Arthur Hübner (17 September 1885, Neudamm - 9 March 1937, Berlin) was a German philologist. He specialized in research of German literature from the Middle Ages (folk songs and folk tales, study of dialects, etc.).

From 1904 to 1909, he studied classical and German philology at the Universities of Graz and Berlin, where he was influenced by the work of Germanist Gustav Roethe. In 1918 he became an associate professor in Berlin, later relocating to Münster as a full professor of medieval Germanic studies (1924).

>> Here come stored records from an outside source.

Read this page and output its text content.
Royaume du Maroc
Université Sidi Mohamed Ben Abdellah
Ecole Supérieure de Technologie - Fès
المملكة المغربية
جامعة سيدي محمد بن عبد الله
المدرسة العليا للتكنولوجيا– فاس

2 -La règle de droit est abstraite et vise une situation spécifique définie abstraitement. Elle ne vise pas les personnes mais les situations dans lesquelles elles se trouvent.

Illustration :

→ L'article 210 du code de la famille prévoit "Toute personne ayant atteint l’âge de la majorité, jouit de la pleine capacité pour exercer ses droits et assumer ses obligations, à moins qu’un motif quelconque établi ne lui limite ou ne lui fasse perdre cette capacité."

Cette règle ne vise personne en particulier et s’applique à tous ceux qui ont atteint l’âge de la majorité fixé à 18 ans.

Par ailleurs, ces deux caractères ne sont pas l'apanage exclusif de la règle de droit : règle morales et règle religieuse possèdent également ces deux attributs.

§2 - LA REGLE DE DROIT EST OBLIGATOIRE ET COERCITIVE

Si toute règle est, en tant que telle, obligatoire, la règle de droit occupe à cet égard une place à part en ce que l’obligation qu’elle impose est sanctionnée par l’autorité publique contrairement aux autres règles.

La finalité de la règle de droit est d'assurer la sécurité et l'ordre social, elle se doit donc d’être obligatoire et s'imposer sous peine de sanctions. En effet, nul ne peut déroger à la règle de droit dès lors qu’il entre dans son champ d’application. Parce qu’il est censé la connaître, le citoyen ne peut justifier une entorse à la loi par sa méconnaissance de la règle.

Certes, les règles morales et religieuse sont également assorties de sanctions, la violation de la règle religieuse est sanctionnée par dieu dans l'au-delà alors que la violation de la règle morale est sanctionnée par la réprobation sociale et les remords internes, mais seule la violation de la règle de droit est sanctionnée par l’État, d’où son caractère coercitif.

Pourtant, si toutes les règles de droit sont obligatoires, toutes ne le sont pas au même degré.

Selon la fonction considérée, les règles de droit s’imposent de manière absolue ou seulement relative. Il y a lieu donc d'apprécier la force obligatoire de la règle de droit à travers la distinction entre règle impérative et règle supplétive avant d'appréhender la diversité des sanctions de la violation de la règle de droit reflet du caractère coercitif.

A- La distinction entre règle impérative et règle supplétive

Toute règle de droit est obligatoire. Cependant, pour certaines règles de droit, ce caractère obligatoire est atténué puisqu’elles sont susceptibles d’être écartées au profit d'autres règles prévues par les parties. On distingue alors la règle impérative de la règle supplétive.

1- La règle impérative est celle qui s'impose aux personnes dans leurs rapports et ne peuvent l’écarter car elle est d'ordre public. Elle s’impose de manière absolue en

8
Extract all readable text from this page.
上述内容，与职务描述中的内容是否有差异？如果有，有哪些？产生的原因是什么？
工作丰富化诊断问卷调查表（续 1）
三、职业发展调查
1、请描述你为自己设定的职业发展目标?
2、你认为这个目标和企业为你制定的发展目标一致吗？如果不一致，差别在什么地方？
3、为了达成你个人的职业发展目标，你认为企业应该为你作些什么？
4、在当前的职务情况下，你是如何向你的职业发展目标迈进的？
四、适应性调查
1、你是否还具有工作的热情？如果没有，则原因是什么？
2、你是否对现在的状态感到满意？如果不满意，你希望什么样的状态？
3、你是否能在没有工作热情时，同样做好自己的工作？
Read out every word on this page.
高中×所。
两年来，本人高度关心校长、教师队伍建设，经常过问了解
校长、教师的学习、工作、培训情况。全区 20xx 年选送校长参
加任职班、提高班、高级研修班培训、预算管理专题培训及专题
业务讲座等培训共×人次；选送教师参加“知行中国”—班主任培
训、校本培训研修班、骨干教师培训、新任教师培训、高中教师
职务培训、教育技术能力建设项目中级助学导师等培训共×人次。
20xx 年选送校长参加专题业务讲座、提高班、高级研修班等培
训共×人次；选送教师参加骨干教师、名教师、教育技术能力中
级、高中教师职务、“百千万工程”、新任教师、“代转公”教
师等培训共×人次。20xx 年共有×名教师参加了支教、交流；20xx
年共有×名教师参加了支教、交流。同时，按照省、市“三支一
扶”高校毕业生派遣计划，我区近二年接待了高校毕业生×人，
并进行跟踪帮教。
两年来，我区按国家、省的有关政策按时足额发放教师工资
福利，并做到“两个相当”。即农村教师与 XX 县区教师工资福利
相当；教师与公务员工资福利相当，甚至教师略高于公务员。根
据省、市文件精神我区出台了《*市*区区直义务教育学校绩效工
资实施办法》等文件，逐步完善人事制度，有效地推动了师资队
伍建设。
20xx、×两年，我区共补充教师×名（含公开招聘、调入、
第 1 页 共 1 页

In 1927 he succeeded Roethe as professor at the University of Berlin.

In 1932 he became a member of the Prussian Academy of Sciences. In 1932–1937, along with Edward Schröder, he was editor of the "Zeitschrift für deutsches Altertum und deutsche Literatur".

== Selected works ==
- Daniel, eine Deutschordensdichtung. 1910 – Daniel; German religious poetry.
- Die poetische bearbeitung des Buches Daniel, 1911 – Poetic editing of the book of Daniel
- Die Mundart der Heimat, 1925 – The dialect of the Heimat.
- Die deutschen Geisslerlieder; Studien zum geistlichen Volksliede des Mittelalters, 1931 – The German Geisslerlieder; Studies of sacred folk songs of the Middle Ages.
- Herman Wirth und die Ura-Linda-chronik, 1934 – Herman Wirth and the Ura-Linda Chronicle.
- Frühe deutsche Lyrik, 1935 (with Hans Arens) – Early German poetry.
- Kleine Schriften zur deutschen Philologie, 1940 – Smaller writings of German philology.